The exhibition space of Stills, with its two-and-a-bit tiny terrace house rooms, actually works to Davies’ advantage in her hang. Where it has all but destroyed many an exhibition there, the hanging of work up and down stairs, over light wells, and so on, helps to create a sense of fragmentation and distopia in this case. The disjointed hang made it clear that the influence of cinema has also been important to Davies, looking through the installation the cinema of distopian filmmakers such as Wim Wenders or Martin Scorcese, with their extended point-of-view Steadicam sequences, came to mind.

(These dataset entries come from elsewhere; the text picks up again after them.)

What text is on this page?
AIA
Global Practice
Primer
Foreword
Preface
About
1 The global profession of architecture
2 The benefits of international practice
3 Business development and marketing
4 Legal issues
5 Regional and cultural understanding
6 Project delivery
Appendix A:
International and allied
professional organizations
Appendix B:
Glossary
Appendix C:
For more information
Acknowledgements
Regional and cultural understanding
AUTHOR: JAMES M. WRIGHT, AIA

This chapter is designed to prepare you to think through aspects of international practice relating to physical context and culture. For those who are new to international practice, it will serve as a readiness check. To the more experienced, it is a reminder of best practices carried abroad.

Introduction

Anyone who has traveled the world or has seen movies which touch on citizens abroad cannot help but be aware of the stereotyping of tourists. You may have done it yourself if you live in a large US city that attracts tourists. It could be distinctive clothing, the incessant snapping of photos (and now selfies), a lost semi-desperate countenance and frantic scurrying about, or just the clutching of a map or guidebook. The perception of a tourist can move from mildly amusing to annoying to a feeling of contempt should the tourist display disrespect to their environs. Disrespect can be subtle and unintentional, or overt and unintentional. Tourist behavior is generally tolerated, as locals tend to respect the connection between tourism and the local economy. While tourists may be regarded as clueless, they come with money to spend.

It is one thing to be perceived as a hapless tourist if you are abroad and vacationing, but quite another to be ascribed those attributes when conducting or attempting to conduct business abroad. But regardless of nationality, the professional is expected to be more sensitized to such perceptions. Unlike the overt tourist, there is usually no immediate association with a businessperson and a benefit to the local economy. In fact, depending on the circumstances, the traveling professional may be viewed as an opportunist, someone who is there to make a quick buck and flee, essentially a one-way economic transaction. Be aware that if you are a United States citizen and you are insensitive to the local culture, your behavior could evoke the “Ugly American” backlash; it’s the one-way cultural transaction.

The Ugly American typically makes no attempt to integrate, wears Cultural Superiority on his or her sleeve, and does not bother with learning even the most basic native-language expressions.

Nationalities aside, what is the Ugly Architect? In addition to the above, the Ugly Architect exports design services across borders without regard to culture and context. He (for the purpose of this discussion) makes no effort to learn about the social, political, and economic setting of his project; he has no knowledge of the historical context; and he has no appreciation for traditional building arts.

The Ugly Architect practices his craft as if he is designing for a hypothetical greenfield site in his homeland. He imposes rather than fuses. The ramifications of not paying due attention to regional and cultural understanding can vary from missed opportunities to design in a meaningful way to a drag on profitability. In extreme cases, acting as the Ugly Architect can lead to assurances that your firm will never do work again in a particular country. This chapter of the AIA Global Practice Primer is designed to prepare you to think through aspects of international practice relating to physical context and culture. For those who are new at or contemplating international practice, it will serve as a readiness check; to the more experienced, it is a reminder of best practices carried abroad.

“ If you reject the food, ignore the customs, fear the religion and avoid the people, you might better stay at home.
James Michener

One key image in the show confirms a cinematic connection. It is an enlarged frame from a Super 8 film taken in the New York Cafe, Newtown, Sydney, in 1987. The painting is of the archetypal Manhattan skyline. It is the oldest image in the show and inaugurates the artist’s drift across the great metropolises of the northern hemisphere and modernity. The lure of New York painted on a cafe wall in Newtown shattered into thousands of images on photographic contact-sheets from which memory, spatial experience and history were recombined into a personal psychogeography. An image taken two years later, and used for the invitation, was of another commercially painted image representing the desire to traverse. This time it was photographed off the rear roller door of a delivery truck in Central Tokyo’s Tskiji Markets. A samurai crouches over the mane of a wild-eyed white horse which appears to be rearing slightly as it advances. Both rider and horse stare intently into the distance, out of the Tskiji Markets, out of Tokyo altogether, and into an impossible place.